The new analysis reported that the relative benefit was consistent in people with and without atherosclerotic cardiovascular disease, with and without heart failure, and in people with high cardiovascular risk. This conclusion came from subgroup estimates and interaction testing, not from a separate new randomized trial. The ACC summary also reported estimated numbers needed to treat over three years of 22 in the atherosclerotic cardiovascular disease group, 13 in the heart failure group, and 17 in the high-risk group to prevent one primary kidney outcome.

Why this matters for patients

For someone living with type 2 diabetes and chronic kidney disease, the findings may make the semaglutide conversation more specific. It is not only about glucose or weight. In the FLOW population, semaglutide was studied for kidney and cardiovascular outcomes in people who were already at high risk.

This may be especially relevant if you already have albumin in the urine, reduced kidney filtration, atherosclerotic cardiovascular disease, heart failure, or several cardiovascular risk factors. It may help you ask whether your current treatment plan is addressing blood pressure, glucose, kidney protection, heart protection, cholesterol, smoking, weight, and medication access together.

What this does not mean

This study does not mean semaglutide is right for everyone.
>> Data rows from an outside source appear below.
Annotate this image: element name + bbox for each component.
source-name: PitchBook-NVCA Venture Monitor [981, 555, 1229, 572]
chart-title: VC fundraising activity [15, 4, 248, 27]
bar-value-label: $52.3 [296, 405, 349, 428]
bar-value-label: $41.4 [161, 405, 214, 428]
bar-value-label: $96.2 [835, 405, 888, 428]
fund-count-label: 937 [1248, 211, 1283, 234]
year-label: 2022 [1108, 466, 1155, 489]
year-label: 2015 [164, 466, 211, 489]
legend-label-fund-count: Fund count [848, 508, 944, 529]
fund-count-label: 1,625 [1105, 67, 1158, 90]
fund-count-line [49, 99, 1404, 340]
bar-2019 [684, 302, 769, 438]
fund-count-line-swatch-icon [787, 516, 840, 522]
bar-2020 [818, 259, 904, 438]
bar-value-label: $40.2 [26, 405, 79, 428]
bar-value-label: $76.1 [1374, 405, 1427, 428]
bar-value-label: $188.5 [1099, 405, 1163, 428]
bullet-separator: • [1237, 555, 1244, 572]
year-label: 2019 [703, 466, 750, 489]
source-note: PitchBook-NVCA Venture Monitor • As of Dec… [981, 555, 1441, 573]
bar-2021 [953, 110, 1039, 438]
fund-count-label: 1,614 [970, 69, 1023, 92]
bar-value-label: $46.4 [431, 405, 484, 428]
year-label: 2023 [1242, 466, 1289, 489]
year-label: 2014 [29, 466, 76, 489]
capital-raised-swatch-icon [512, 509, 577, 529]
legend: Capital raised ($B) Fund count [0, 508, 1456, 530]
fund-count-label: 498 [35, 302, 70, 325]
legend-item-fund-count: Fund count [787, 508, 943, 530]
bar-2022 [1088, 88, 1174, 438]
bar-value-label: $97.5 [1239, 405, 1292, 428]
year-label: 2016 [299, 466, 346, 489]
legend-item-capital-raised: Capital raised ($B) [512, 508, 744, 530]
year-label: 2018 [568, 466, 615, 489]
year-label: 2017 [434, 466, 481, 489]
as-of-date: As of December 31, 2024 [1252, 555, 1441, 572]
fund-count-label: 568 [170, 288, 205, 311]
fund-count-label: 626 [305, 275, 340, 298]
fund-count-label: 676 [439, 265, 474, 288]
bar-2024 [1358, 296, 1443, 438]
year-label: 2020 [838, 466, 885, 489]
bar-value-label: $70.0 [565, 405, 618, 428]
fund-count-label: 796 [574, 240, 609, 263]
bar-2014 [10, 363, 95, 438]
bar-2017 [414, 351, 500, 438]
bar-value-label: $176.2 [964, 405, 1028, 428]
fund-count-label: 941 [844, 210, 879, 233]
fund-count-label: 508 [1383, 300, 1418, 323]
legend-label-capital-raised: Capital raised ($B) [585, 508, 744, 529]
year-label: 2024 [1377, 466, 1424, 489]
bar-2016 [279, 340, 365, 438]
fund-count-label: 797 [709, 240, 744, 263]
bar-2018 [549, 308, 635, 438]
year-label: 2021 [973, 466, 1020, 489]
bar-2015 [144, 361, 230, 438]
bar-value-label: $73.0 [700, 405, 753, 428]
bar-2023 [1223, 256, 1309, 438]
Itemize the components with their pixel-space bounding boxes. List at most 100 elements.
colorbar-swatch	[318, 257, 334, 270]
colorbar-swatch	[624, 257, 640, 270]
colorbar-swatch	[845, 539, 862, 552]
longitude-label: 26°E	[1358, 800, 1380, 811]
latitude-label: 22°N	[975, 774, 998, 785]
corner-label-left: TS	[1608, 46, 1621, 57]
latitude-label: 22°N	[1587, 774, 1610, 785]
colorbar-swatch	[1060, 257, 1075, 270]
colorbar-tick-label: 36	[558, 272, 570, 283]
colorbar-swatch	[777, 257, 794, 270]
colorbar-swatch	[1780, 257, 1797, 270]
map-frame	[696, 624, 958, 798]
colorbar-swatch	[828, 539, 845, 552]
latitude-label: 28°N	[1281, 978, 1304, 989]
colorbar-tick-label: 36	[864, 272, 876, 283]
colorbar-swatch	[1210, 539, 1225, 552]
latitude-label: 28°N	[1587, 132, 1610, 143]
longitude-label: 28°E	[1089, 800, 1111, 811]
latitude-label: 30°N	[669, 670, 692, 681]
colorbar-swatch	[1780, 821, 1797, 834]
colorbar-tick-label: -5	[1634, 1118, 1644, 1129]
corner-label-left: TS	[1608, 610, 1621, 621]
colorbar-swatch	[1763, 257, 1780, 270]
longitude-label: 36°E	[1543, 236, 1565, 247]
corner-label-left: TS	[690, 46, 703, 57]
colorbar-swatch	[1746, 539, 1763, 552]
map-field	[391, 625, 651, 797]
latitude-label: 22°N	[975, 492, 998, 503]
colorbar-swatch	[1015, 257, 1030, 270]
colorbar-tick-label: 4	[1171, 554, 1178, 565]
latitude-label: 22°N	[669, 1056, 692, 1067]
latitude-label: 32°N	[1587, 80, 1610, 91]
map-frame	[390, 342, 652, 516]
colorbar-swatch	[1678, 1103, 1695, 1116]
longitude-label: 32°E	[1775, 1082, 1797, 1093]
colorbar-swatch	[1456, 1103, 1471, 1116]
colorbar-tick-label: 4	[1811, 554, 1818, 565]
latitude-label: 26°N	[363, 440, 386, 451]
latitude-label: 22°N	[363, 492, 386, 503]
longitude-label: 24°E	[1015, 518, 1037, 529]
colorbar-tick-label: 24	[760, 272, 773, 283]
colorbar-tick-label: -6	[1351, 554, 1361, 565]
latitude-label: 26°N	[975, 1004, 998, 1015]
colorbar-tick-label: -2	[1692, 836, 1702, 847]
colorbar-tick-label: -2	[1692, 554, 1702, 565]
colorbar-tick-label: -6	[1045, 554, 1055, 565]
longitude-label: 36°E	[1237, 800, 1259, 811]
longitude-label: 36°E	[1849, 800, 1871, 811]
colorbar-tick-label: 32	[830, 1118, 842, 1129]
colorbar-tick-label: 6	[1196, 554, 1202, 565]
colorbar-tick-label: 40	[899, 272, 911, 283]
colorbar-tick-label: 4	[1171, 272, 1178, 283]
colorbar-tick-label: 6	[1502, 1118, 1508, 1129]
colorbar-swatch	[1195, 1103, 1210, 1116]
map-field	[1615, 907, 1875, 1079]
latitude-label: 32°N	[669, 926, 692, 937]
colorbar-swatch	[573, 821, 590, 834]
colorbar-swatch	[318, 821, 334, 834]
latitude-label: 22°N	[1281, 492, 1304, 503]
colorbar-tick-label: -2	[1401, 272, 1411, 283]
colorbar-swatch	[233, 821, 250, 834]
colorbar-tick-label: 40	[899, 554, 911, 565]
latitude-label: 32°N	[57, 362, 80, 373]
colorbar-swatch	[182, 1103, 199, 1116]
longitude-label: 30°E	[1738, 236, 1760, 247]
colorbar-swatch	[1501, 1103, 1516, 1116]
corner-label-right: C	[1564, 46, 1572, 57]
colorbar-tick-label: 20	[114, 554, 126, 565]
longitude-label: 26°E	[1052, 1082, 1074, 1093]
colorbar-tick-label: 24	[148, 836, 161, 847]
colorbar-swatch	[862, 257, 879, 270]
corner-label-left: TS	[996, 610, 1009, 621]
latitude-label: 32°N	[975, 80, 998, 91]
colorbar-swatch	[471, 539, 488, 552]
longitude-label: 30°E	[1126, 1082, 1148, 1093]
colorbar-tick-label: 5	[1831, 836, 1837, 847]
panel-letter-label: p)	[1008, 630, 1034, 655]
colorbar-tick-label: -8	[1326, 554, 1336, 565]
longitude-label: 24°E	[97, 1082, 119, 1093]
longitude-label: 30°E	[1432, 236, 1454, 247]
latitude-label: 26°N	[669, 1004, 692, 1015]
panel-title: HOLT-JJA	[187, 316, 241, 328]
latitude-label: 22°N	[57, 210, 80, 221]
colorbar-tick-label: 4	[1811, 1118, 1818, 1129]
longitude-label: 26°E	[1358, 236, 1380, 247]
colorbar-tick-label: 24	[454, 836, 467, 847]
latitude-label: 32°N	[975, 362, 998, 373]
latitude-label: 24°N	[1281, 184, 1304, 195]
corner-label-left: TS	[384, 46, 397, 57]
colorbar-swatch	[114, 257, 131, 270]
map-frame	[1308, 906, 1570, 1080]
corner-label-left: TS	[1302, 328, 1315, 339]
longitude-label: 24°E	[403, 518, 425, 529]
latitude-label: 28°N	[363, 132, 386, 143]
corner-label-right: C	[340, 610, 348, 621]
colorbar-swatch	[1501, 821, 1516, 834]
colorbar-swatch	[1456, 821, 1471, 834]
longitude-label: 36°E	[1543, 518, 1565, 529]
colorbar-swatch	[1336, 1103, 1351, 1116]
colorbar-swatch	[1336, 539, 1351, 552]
It does not prove the same benefit for people with type 1 diabetes, people without chronic kidney disease, or people using different doses for weight management. It also does not mean that other kidney-protective treatments can be ignored.

Many people with diabetic kidney disease need a layered plan that may include blood pressure treatment, an SGLT2 inhibitor when appropriate, cholesterol management, glucose management, smoking support, nutrition care, and regular kidney monitoring. Which medicines belong in that plan depends on kidney function, heart history, side effects, pregnancy plans, cost, insurance coverage, and personal goals.

What to ask your care team

  • Do my latest estimated glomerular filtration rate and urine albumin results show chronic kidney disease?
  • Do I look similar to the type of patient studied in FLOW?
  • Where would semaglutide fit with my current medicines, including an SGLT2 inhibitor, blood pressure medicines, insulin, or other diabetes medicines?
  • What side effects or warning signs should I know about before starting a GLP-1 medicine?
  • How will we track kidney function, urine albumin, glucose, weight, and symptoms after any medicine change?

Practical takeaway

If you have type 2 diabetes and chronic kidney disease, ask your clinician whether your plan is built around both kidney and heart protection. The FLOW analysis gives another reason to make that conversation concrete, but medication choices still need to be individualized.

Safety note

Do not start, stop, or change semaglutide, insulin, SGLT2 inhibitors, blood pressure medicines, or kidney medicines based on this article. Semaglutide can cause side effects and may not be appropriate for every person. Seek medical advice promptly for severe or persistent vomiting, dehydration, severe abdominal pain, signs of pancreatitis, symptoms of low blood sugar if you use insulin or sulfonylureas, or rapidly worsening illness. This information is general education and is not a substitute for medical care.

Source summary

This article is based on the June 2026 JACC FLOW cardiovascular subgroup analysis, the American College of Cardiology summary of that analysis, the original New England Journal of Medicine FLOW trial report, the current DailyMed Ozempic prescribing information, and the American Diabetes Association Standards of Care resource page.